Do dividends declared after year-end count as liabilities—or just footnotes?
IAS 10 bridges the gap between the reporting date and the reality that unfolds right after.
What Are “Events After the Reporting Period”?
IAS 10 defines these as events, both favorable and unfavorable, that occur between the end of the reporting period and the date when the financial statements are authorized for issue.
This period is critical because such events can influence stakeholders’ decisions if they significantly affect the entity’s financial position or performance.
Types of Events Under IAS 10
1. Adjusting Events
Events that provide additional evidence of conditions that existed at the reporting date. These require adjustments to the amounts recognized in the financial statements.
Examples:- Settlement of a lawsuit that confirms a present obligation existed at year-end.
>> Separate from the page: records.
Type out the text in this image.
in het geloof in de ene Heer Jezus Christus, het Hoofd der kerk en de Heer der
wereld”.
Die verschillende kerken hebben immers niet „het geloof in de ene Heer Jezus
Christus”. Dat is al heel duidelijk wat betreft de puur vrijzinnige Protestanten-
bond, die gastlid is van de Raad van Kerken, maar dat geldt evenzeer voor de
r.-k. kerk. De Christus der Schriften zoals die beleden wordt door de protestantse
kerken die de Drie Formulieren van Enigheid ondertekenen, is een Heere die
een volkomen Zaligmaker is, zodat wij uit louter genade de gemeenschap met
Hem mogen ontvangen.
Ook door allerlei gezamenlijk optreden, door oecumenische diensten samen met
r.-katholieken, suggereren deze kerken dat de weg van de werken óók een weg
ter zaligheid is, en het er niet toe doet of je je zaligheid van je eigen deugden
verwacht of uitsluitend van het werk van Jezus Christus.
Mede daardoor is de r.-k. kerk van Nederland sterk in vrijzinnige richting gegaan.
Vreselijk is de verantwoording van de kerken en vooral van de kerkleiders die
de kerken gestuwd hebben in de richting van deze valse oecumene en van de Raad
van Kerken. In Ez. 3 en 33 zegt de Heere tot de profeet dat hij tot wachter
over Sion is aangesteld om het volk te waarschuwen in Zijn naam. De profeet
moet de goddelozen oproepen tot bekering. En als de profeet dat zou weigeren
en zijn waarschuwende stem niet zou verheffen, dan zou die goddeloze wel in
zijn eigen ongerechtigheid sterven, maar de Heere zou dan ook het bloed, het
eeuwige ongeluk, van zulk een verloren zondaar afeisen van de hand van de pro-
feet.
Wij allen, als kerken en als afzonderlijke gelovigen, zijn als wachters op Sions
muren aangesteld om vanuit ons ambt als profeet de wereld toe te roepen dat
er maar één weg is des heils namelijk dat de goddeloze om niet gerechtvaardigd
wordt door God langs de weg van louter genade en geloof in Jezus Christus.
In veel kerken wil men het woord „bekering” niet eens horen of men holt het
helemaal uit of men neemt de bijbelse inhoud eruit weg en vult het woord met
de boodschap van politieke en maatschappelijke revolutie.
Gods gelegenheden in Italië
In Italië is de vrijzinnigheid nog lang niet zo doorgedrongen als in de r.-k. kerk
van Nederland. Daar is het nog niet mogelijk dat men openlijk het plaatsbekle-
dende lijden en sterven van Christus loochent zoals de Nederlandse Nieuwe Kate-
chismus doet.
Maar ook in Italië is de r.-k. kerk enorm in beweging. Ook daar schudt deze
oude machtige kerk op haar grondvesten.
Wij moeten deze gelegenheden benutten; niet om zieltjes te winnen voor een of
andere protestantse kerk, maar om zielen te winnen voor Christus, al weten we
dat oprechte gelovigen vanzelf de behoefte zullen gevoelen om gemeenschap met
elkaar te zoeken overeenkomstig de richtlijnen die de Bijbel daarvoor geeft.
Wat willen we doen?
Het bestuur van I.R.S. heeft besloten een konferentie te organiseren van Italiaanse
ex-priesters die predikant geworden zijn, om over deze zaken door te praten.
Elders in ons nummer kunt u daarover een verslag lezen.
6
- Bankruptcy of a customer that proves a receivable was already impaired at the reporting date.
- Discovery of errors or fraud showing financial statements were misstated.
2. Non-Adjusting Events
Events that indicate conditions that arose after the reporting period. These do not require adjustments but may require disclosure if material.
Examples:- A major business combination or disposal of a subsidiary after year-end.
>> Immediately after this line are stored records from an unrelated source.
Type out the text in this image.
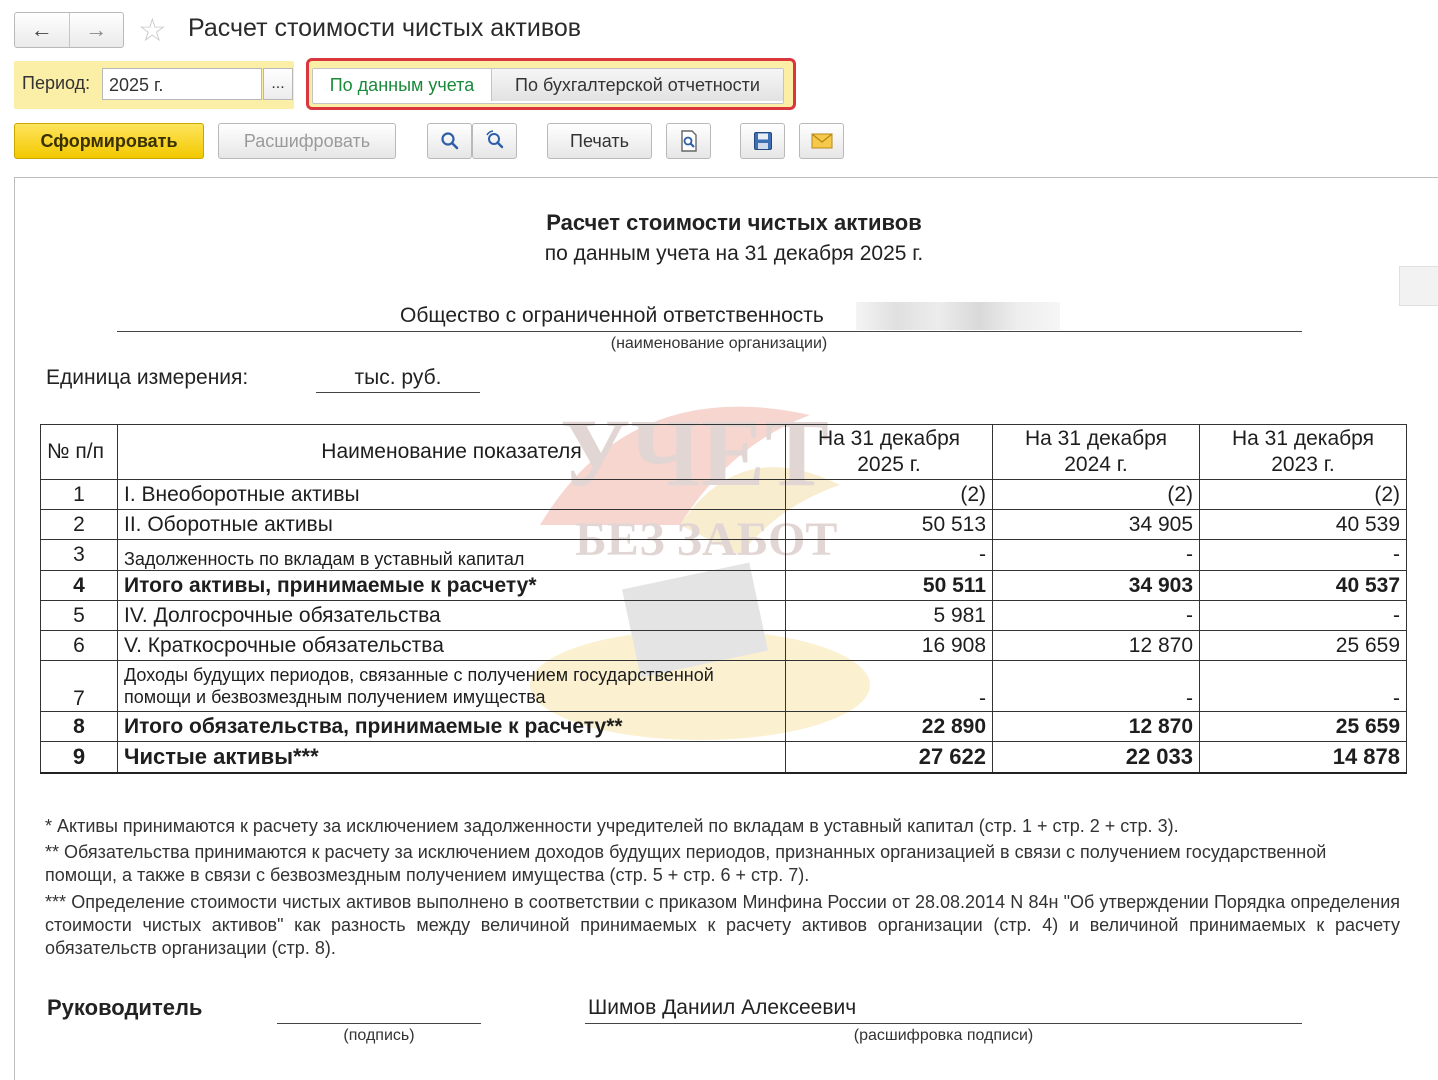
←	→ ☆ Расчет стоимости чистых активов
Период:	2025 г.	...	По данным учета	По бухгалтерской отчетности
Сформировать	Расшифровать	Печать
УЧЕТ
БЕЗ ЗАБОТ
Расчет стоимости чистых активов
по данным учета на 31 декабря 2025 г.
Общество с ограниченной ответственность
(наименование организации)
Единица измерения:	тыс. руб.
№ п/п	Наименование показателя	На 31 декабря 2025 г.	На 31 декабря 2024 г.	На 31 декабря 2023 г.
1	I. Внеоборотные активы	(2)	(2)	(2)
2	II. Оборотные активы	50 513	34 905	40 539
3	Задолженность по вкладам в уставный капитал	-	-	-
4	Итого активы, принимаемые к расчету*	50 511	34 903	40 537
5	IV. Долгосрочные обязательства	5 981	-	-
6	V. Краткосрочные обязательства	16 908	12 870	25 659
7	Доходы будущих периодов, связанные с получением государственной помощи и безвозмездным получением имущества	-	-	-
8	Итого обязательства, принимаемые к расчету**	22 890	12 870	25 659
9	Чистые активы***	27 622	22 033	14 878
* Активы принимаются к расчету за исключением задолженности учредителей по вкладам в уставный капитал (стр. 1 + стр. 2 + стр. 3).
** Обязательства принимаются к расчету за исключением доходов будущих периодов, признанных организацией в связи с получением государственной помощи, а также в связи с безвозмездным получением имущества (стр. 5 + стр. 6 + стр. 7).
*** Определение стоимости чистых активов выполнено в соответствии с приказом Минфина России от 28.08.2014 N 84н "Об утверждении Порядка определения стоимости чистых активов" как разность между величиной принимаемых к расчету активов организации (стр. 4) и величиной принимаемых к расчету обязательств организации (стр. 8).
Руководитель
(подпись)
Шимов Даниил Алексеевич
(расшифровка подписи)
- Natural disasters destroying assets after the reporting period.
- Announcing a restructuring plan after the reporting date.
Dividends
Dividends declared after the reporting period are not recognized as a liability at the reporting date, because no obligation existed then. Instead, they are disclosed in the notes to the financial statements.
Disclosure Requirements
For material non-adjusting events, an entity must disclose:
- The nature of the event.
- An estimate of its financial effect, or a statement that such an estimate cannot be made.
This ensures users of financial statements are aware of significant developments even if they do not impact the amounts reported at year-end.
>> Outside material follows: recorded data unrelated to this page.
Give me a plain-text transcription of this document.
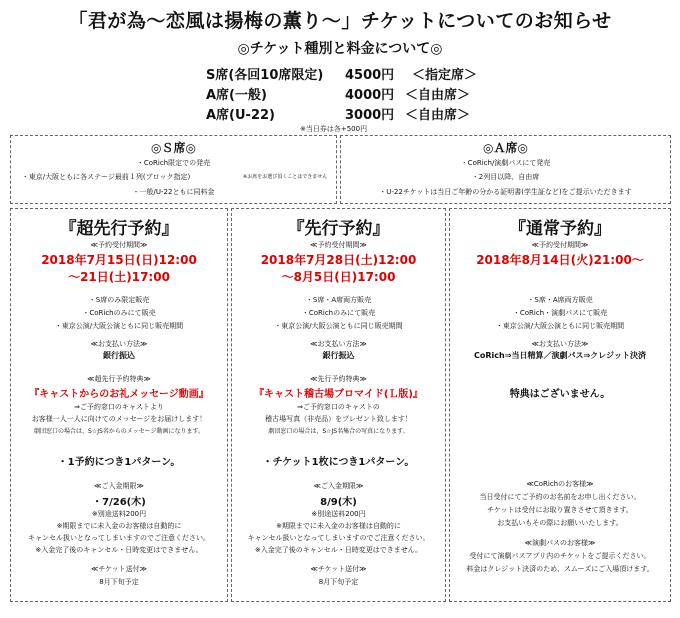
「君が為〜恋風は揚梅の薫り〜」チケットについてのお知らせ
◎チケット種別と料金について◎
S席(各回10席限定) 4500円 ＜指定席＞
A席(一般)	4000円 ＜自由席＞
A席(U-22)	3000円 ＜自由席＞
※当日券は各+500円
◎Ｓ席◎
・CoRich限定での発売
・東京/大阪ともに各ステージ最前１列(ブロック指定)	※お席をお選び頂くことはできません
・一般/U-22ともに同料金
◎Ａ席◎
・CoRich/演劇パスにて発売
・2列目以降、自由席
・U-22チケットは当日ご年齢の分かる証明書(学生証など)をご提示いただきます
『超先行予約』
≪予約受付期間≫
2018年7月15日(日)12:00
〜21日(土)17:00
・S席のみ限定販売
・CoRichのみにて販売
・東京公演/大阪公演ともに同じ販売期間
≪お支払い方法≫
銀行振込
≪超先行予約特典≫
『キャストからのお礼メッセージ動画』
⇒ご予約窓口のキャストより
お客様一人一人に向けてのメッセージをお届けします！
劇団窓口の場合は、S☆JS名からのメッセージ動画になります。
・1予約につき1パターン。
≪ご入金期限≫
・7/26(木)
※別途送料200円
※期限までに未入金のお客様は自動的に
キャンセル扱いとなってしまいますのでご注意ください。
※入金完了後のキャンセル・日時変更はできません。
≪チケット送付≫
8月下旬予定
『先行予約』
≪予約受付期間≫
2018年7月28日(土)12:00
〜8月5日(日)17:00
・S席・A席両方販売
・CoRichのみにて販売
・東京公演/大阪公演ともに同じ販売期間
≪お支払い方法≫
銀行振込
≪先行予約特典≫
『キャスト稽古場ブロマイド(Ｌ版)』
⇒ご予約窓口のキャストの
稽古場写真（非売品）をプレゼント致します！
劇団窓口の場合は、S☆JS名集合の写真になります。
・チケット1枚につき1パターン。
≪ご入金期限≫
8/9(木)
※別途送料200円
※期限までに未入金のお客様は自動的に
キャンセル扱いとなってしまいますのでご注意ください。
※入金完了後のキャンセル・日時変更はできません。
≪チケット送付≫
8月下旬予定
『通常予約』
≪予約受付期間≫
2018年8月14日(火)21:00〜
・S席・A席両方販売
・CoRich・演劇パスにて販売
・東京公演/大阪公演ともに同じ販売期間
≪お支払い方法≫
CoRich⇒当日精算／演劇パス⇒クレジット決済
特典はございません。
≪CoRichのお客様≫
当日受付にてご予約のお名前をお申し出ください。
チケットは受付にお取り置きさせて頂きます。
お支払いもその際にお願いいたします。
≪演劇パスのお客様≫
受付にて演劇パスアプリ内のチケットをご提示ください。
料金はクレジット決済のため、スムーズにご入場頂けます。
Practical Importance of IAS 10
- Relevance: Ensures financial statements reflect the most accurate picture of conditions at year-end.
- Transparency: Provides stakeholders with insights about significant events occurring before issuance.
- Consistency: Establishes a clear framework across industries and jurisdictions.
Conclusion
IAS 10 – Events After the Reporting Period plays a crucial role in bridging the gap between the reporting date and the issuance date of financial statements. By distinguishing between adjusting and non-adjusting events, and clarifying the treatment of dividends, the standard ensures financial reporting remains both reliable and relevant for stakeholders.